All educators must remain lifelong learners. Continued learning for the reading specialist can be achieved in a variety of ways. Professional learning by way of formal participation in courses either online, in print, or face to face, becoming a member of professional organizations that match grade level and school responsibilities, pursuing advanced degrees and professional development, as well as networking with other coaches are important as a means of remaining passionate about their profession and maintaining an eagerness to improve instruction for their students and school. Setting lifelong learning goals will also help reading specialists prepare to change or modify past or current teaching behaviors for students and the coaching of fellow teachers. Another important aspect of the learning for a reading specialist is to remain up-to-date on local, state, and federal guidelines.

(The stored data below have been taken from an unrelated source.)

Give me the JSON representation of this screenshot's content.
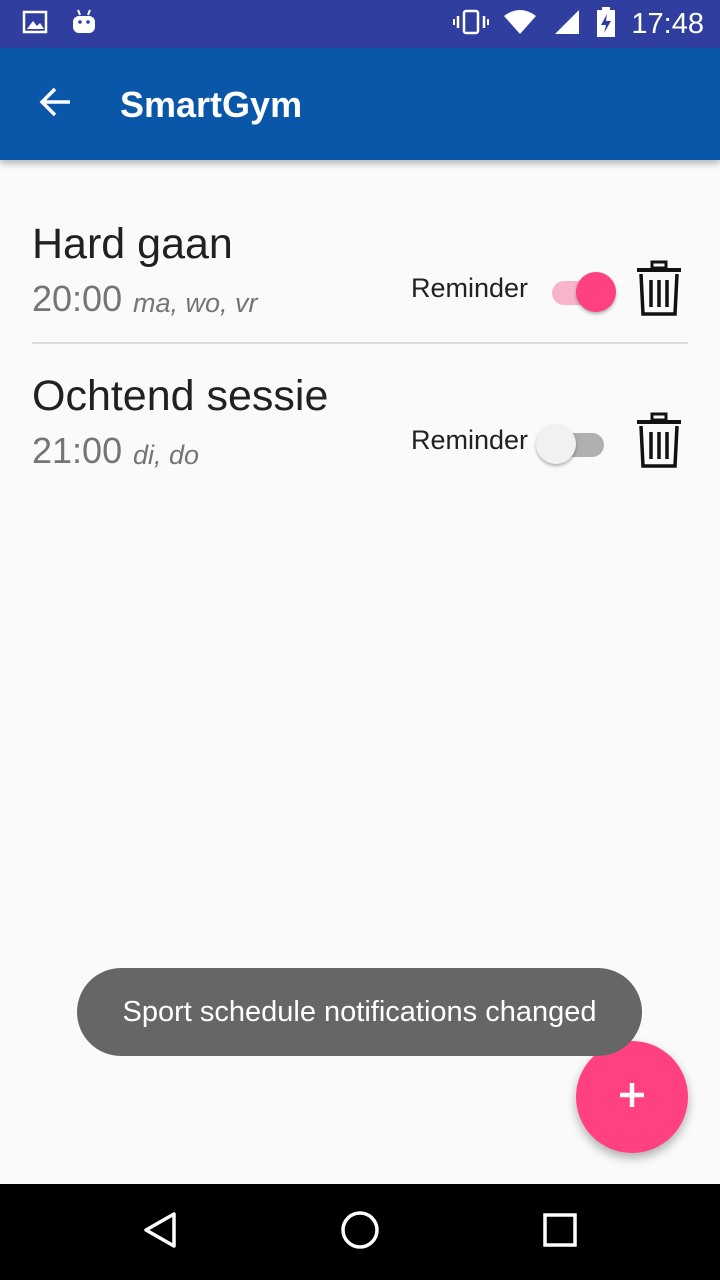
{
  "status_bar": {
    "time": "17:48",
    "icons": [
      "gallery-icon",
      "android-icon",
      "vibrate-icon",
      "wifi-icon",
      "signal-icon",
      "battery-charging-icon"
    ]
  },
  "app_bar": {
    "title": "SmartGym",
    "back_icon": "arrow-back-icon",
    "color": "#0a56a8"
  },
  "schedules": [
    {
      "name": "Hard gaan",
      "time": "20:00",
      "days": "ma, wo, vr",
      "reminder_label": "Reminder",
      "reminder_on": true
    },
    {
      "name": "Ochtend sessie",
      "time": "21:00",
      "days": "di, do",
      "reminder_label": "Reminder",
      "reminder_on": false
    }
  ],
  "toast": {
    "message": "Sport schedule notifications changed"
  },
  "fab": {
    "icon": "plus-icon",
    "color": "#ff4081"
  },
  "nav_bar": {
    "icons": [
      "back-triangle-icon",
      "home-circle-icon",
      "recents-square-icon"
    ]
  }
}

- Report of the National Reading Panel (National Institute of Child Health and Human Development, 2000)
- Reading Next (Biancarosa & Snow, 2004)
- Adolescent Literacy (Ippolito et, al., 2012)
- Report of the National Literacy Panel on Language Minority Children and Youth (August & Shanahan, 2006)
Reading specialist must remember why they chose to become reading specialists such as concern for the reading struggles their students, the desire to become more proficient at teaching reading, as well as finding best practices for teaching the struggling reader. These types of questions will more than likely come up in a professional interview, and reading specialists need to reflect on these reasons in order to adequately explain their thoughts and professional goals to a potential supervisor. Enthusiasm for teaching reading is another aspect a reading specialist must be willing to express. Future reading specialist interviewees may wish to familiarize themselves with briefs available on the Literacy Coaching Clearinghouse (www.literacycoachingonline.org).
Along with supporting teachers and learners, reading specialist must remember to validate themselves and stay up to date on current trends; both good and possibly harmful. Reading specialists and all teachers must remain focused on the learner and best practices to address learner’s needs.
Bean, Rita M.,(2015) The Reading Specialist, Leadership and Coaching for the Classroom,
School, and Community, 3rd edition, New York, NY, The Guilford Press.